Homegrown quick-service restaurant chain Burger Singh has denied recent media reports claiming it has raised ₹47.15 crore in a new funding round. The report, published by startup news platform Entrackr on July 17, 2025, alleged that the company had successfully secured the fresh capital from a group of investors, including Negen Value Fund and Nine Rivers Capital. However, in a press statement laced with humor and analogies, Burger Singh categorically refuted the claims, calling the report premature and misleading.

A Misinterpretation of MCA Filings

According to Burger Singh, the erroneous reporting appears to stem from a misreading of an MGT-14 form filed with the Ministry of Corporate Affairs (MCA). The MGT-14, the company explained, is merely a procedural step that signals the company’s intention to issue shares to potential investors. It is not an indication that the funding has been secured.

Using a relatable analogy, the chain clarified, “It’s the corporate equivalent of listing your house on 99acres. It simply means: we’re open for business. It does not mean the house is sold, the money is in the bank, and we’re lighting cigars with ₹2000 notes.” This colorful comparison effectively conveyed the distinction between intent and execution in corporate filings.

Cricket Analogy Drives the Point Home

To drive the point further, Burger Singh invoked a cricket reference that would resonate with every Indian fan still reeling from the heartbreak of close matches. “To use a cricket analogy, this is like reporting that India had won the match right before Siraj took guard against Shoaib Bashir’s second-last ball of the 75th over. Sometimes the ball trickles back and knocks off the bails. And so do your hopes.” This metaphor highlighted how announcing victory before the final step can often end in disappointment.

No Funds Transferred, No Deals Finalized

Legally speaking, the company emphasized that an MGT-14 filing is a pre-offer document—an invitation to invest, not a confirmation of funds received. “The investors still have to say yes, transfer the funds, and sign on the dotted line. None of that has happened yet,” the chain stated, reiterating that no part of the deal has been finalized.
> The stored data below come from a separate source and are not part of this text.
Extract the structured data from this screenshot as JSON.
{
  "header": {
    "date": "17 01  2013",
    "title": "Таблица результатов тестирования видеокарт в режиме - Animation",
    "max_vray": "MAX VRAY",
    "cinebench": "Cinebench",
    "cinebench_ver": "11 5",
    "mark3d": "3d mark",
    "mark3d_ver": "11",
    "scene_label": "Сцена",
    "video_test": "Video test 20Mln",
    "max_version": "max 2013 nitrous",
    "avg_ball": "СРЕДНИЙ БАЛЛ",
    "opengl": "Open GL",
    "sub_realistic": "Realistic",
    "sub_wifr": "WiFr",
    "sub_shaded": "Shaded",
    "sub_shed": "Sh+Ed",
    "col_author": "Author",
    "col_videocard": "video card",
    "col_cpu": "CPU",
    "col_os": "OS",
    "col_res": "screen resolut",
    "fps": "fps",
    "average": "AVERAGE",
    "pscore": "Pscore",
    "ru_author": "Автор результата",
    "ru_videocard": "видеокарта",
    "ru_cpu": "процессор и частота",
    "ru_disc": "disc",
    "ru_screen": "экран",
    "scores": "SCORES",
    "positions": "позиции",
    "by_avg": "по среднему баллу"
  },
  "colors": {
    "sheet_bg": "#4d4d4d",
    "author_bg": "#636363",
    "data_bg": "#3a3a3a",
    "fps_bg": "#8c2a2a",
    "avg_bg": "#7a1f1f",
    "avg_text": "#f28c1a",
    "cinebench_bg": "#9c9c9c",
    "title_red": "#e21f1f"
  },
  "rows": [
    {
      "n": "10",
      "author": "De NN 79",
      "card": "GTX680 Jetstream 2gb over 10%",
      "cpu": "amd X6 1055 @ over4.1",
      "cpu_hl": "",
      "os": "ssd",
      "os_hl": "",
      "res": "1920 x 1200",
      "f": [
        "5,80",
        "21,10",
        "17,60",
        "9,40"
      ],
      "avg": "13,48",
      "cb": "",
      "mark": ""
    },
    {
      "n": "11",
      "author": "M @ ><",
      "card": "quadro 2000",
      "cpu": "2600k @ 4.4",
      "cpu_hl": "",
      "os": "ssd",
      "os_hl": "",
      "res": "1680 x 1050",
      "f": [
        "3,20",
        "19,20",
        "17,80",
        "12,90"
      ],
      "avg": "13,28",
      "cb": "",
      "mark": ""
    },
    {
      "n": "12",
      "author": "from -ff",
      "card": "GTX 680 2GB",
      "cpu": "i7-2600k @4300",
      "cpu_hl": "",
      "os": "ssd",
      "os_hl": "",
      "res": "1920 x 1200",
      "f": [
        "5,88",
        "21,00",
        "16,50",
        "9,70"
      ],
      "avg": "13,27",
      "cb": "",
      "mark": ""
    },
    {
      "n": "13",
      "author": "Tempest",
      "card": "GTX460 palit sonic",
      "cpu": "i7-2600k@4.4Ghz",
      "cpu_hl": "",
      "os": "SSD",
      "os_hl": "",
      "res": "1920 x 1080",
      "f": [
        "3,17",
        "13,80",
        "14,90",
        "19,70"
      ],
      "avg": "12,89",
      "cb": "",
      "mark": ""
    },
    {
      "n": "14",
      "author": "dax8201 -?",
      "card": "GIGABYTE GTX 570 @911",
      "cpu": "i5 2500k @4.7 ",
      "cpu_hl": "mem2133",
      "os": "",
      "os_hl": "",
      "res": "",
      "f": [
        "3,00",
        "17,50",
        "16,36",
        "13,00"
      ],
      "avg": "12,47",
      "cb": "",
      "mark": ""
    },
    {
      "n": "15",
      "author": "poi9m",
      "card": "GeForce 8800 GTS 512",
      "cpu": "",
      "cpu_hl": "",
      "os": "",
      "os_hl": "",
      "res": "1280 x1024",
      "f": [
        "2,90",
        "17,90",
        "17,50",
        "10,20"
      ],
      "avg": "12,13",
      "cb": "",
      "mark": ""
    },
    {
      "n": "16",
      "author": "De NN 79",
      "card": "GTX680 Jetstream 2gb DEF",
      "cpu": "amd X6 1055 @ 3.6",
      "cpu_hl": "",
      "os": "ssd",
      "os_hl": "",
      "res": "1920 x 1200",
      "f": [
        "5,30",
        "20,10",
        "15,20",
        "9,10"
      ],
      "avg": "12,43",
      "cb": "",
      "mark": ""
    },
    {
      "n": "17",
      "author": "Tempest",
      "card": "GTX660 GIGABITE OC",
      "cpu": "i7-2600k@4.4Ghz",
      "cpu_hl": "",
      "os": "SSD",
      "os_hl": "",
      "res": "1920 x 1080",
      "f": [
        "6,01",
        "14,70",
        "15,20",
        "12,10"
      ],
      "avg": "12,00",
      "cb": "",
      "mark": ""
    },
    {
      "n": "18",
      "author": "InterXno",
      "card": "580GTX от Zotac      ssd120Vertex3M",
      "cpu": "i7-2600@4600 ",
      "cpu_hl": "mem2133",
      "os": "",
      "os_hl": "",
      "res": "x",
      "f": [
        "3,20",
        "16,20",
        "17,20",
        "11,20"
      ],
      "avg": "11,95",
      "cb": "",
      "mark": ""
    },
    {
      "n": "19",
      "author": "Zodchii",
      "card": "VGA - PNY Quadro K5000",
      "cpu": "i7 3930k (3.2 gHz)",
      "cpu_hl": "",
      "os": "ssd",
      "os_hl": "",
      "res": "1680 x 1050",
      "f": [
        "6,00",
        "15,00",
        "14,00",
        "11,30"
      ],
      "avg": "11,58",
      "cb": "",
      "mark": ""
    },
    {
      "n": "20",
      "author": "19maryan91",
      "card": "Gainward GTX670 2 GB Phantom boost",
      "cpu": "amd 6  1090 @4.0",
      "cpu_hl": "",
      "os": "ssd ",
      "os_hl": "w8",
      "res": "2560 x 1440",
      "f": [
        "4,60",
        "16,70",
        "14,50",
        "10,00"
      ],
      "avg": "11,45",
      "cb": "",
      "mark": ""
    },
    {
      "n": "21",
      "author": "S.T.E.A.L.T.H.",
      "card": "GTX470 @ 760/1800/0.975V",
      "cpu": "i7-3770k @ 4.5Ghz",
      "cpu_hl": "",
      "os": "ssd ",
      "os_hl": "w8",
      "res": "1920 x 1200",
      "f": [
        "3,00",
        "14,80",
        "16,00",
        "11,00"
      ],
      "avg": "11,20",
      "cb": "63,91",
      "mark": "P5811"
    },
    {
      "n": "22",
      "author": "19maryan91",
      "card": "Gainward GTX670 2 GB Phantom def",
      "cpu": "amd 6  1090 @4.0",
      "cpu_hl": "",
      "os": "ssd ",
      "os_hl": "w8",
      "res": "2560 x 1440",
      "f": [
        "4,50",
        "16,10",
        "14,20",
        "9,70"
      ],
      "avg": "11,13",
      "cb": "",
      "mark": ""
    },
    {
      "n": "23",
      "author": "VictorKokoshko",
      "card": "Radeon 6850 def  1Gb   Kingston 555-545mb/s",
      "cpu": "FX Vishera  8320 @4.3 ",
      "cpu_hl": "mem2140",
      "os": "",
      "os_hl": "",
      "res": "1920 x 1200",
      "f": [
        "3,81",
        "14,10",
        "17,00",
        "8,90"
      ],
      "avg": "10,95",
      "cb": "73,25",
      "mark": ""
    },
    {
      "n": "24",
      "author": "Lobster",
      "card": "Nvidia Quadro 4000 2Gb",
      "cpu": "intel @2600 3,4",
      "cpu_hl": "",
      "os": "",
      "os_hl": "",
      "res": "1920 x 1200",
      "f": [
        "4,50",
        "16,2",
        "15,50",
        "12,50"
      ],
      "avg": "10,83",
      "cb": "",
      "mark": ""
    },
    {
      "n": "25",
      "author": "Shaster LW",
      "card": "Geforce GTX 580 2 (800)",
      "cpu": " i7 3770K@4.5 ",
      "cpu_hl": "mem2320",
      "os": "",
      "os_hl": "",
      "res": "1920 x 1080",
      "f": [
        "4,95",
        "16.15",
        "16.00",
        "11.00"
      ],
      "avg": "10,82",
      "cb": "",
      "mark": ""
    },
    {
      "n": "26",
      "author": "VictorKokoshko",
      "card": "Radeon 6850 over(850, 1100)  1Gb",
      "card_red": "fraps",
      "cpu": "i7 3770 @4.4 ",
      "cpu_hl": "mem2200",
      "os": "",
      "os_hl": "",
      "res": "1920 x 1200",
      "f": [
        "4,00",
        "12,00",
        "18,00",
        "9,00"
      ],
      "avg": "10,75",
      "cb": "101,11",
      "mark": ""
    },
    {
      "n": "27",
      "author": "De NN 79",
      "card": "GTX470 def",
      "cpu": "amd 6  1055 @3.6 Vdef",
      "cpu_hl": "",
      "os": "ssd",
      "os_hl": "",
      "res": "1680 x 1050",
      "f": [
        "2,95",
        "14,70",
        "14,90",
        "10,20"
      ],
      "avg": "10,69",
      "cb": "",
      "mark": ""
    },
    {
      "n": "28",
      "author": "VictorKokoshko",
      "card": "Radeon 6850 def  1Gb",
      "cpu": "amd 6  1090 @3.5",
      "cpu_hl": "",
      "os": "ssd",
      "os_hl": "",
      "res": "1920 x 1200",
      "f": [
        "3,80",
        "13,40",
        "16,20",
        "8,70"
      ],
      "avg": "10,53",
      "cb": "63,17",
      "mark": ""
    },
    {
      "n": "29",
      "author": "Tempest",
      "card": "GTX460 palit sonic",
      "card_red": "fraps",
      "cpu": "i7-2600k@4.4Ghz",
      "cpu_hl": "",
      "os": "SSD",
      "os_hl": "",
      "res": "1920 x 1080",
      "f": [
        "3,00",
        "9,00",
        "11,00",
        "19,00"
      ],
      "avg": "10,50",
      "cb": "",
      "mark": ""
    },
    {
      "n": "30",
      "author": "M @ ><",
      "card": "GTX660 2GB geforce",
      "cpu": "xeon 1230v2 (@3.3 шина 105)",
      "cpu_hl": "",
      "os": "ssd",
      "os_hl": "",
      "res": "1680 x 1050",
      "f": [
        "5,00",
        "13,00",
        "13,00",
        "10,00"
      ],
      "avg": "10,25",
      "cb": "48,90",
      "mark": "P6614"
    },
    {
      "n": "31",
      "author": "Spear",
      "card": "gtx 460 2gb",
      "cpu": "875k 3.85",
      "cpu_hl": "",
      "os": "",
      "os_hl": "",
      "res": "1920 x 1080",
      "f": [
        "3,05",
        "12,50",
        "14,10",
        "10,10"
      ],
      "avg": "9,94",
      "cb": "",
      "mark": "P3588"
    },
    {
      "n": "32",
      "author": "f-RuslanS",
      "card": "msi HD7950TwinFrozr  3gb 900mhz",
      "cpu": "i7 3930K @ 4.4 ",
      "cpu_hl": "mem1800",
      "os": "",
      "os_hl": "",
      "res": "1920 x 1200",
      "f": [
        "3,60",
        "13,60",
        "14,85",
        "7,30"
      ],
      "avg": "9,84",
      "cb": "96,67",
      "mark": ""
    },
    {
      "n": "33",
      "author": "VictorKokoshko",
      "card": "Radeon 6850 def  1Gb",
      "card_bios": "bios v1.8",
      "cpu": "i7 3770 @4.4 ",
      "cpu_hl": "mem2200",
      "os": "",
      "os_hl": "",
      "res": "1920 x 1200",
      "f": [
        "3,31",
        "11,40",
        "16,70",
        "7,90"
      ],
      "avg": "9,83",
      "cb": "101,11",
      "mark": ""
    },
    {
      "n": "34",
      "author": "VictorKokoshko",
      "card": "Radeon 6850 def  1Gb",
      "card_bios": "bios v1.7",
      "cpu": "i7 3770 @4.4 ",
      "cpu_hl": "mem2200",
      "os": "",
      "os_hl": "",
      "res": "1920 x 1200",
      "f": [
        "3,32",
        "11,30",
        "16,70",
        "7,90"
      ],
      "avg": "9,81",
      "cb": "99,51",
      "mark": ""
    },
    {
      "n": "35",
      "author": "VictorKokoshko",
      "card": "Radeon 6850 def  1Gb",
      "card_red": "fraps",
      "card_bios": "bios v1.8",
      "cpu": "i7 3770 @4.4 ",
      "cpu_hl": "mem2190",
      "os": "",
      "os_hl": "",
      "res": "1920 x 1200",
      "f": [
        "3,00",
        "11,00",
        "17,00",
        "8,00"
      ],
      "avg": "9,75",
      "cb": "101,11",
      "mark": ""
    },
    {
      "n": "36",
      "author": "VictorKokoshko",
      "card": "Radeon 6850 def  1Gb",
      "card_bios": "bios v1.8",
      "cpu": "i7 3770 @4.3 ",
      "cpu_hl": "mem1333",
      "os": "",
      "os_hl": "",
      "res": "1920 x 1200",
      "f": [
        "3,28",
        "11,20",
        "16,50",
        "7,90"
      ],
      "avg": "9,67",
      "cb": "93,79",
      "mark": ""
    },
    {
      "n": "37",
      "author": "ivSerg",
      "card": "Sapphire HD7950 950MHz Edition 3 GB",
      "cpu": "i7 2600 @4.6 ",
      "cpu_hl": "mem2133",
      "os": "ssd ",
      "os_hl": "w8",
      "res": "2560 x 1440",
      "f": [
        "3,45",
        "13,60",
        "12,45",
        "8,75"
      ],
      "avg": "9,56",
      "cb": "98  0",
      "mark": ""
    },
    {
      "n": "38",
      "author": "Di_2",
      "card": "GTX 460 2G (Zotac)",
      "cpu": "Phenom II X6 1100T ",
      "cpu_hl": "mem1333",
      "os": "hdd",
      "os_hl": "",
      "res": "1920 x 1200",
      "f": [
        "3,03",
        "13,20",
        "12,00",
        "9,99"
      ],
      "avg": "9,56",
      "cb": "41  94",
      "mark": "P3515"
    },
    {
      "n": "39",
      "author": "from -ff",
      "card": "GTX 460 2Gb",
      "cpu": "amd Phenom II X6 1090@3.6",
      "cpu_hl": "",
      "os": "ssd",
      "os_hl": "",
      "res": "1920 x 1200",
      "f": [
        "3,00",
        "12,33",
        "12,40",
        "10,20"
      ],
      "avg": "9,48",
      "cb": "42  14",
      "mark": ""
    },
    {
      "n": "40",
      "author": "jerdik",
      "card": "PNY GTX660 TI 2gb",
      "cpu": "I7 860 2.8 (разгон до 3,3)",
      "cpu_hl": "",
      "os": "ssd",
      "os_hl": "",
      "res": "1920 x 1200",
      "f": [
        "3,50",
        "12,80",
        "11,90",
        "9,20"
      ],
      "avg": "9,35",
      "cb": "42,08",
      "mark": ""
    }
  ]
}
Entrackr’s original report suggested that the round was co-led by Negen Value Fund and Nine Rivers Capital, with Rhodium Trust and 19 other investors joining in. However, Burger Singh dismissed the speculation as jumping the gun, comparing it to “reviewing a restaurant based solely on the smell wafting from the kitchen.”

CEO Unavailable Amid Flood of Messages

The company acknowledged that Entrackr had reached out to CEO Kabir Jeet Singh via WhatsApp, but humorously added that Singh receives more unsolicited messages than “a housing society aunty gets forwarded videos during Navratri.” Given the flood of unknown-number messages, responding to each one isn’t always feasible, the chain remarked.

A Clear Message to Investors and Media

In a closing statement, Burger Singh reaffirmed its commitment to transparency and clarified that an official announcement would only be made once a deal is finalized. “We’ll announce the fundraise when it’s real,” the release concluded, underlining the company’s position on the matter.

The episode serves as a reminder for media outlets to verify corporate filings more rigorously before reporting them as confirmed transactions. It also showcases Burger Singh’s distinctive voice—combining legal clarity with sharp wit—in navigating public relations in the startup ecosystem.